The Baltimore, Maryland-based athletic company Under Armour announced its MyFitnessPal exercise app was involved in a massive information breach, with upwards of 150 million user accounts potentially affected. Of the hacked data, the brand says only usernames, email addresses, and hashed password information was breached, so it appears (at this time) that no financial information was compromised — which could be seen as somewhat of a silver lining considering how prevalent hacks and breaches have become.
An Under Armour-affiliated application since 2015, MyFitnessPal is a diet and exercise program designed to not just track daily activity but also to motivate its users. The app had around 80 million users prior to its acquisition, but Under Armour’s already-established network of brand loyalists and gear supporters allowed it to grow to more than 165 million users.
Under Armour reports that it was alerted to the breach on March 25 — and that it occurred in February. Upon learning of its severity, the brand “quickly took steps to determine the nature and scope of the issue.” This includes notifying law enforcement, working with data firms to assist in the investigation, alerting its user base and asking for password changes, and monitoring any suspicious behavior. The brand said it strongly recommends any MyFitnessPal user to immediately change their password as a precautionary measure, even if they aren’t necessarily involved in the breach.

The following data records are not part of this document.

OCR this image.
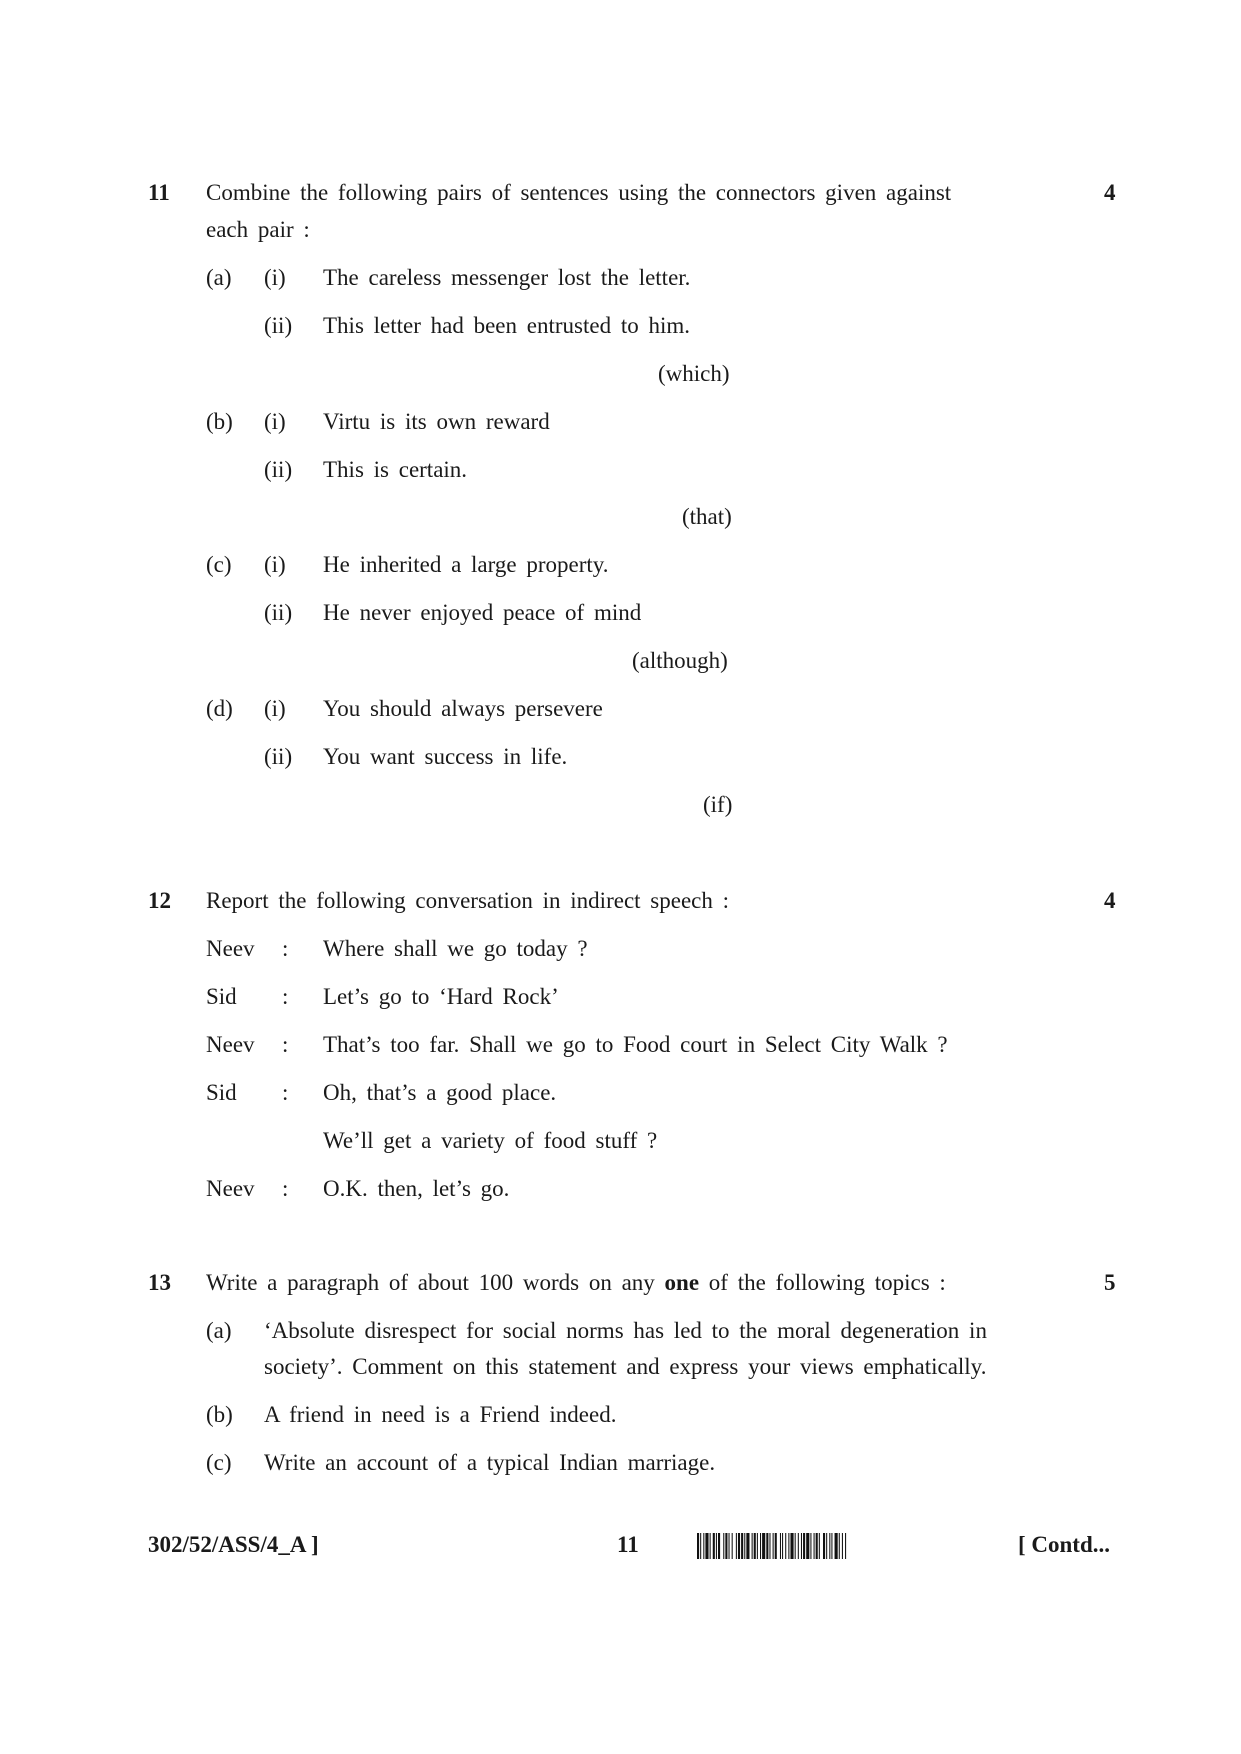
11 Combine the following pairs of sentences using the connectors given against	4
each pair :
(a) (i) The careless messenger lost the letter.
(ii) This letter had been entrusted to him.
(which)
(b) (i) Virtu is its own reward
(ii) This is certain.
(that)
(c) (i) He inherited a large property.
(ii) He never enjoyed peace of mind
(although)
(d) (i) You should always persevere
(ii) You want success in life.
(if)
12 Report the following conversation in indirect speech :	4
Neev : Where shall we go today ?
Sid : Let’s go to ‘Hard Rock’
Neev : That’s too far. Shall we go to Food court in Select City Walk ?
Sid : Oh, that’s a good place.
We’ll get a variety of food stuff ?
Neev : O.K. then, let’s go.
13 Write a paragraph of about 100 words on any one of the following topics :	5
(a) ‘Absolute disrespect for social norms has led to the moral degeneration in
society’. Comment on this statement and express your views emphatically.
(b) A friend in need is a Friend indeed.
(c) Write an account of a typical Indian marriage.
302/52/ASS/4_A ]	11	[ Contd...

“Four days after learning of the issue, the company began notifying the MyFitnessPal community via email and through in-app messaging. The notice contains recommendations for MyFitnessPal users regarding account security steps they can take to help protect their information,” said Under Armour in a statement. “The company will be requiring MyFitnessPal users to change their passwords and is urging users to do so immediately.”
The statement goes on to recommend that users be aware of any solicitation for them to provide personal information and to avoid, at all costs, clicking on any links or attachments in suspicious emails. Under Armour also provided additional information about how to change a password and how to better safeguard user information, as well as a list of frequently asked questions surrounding the breach.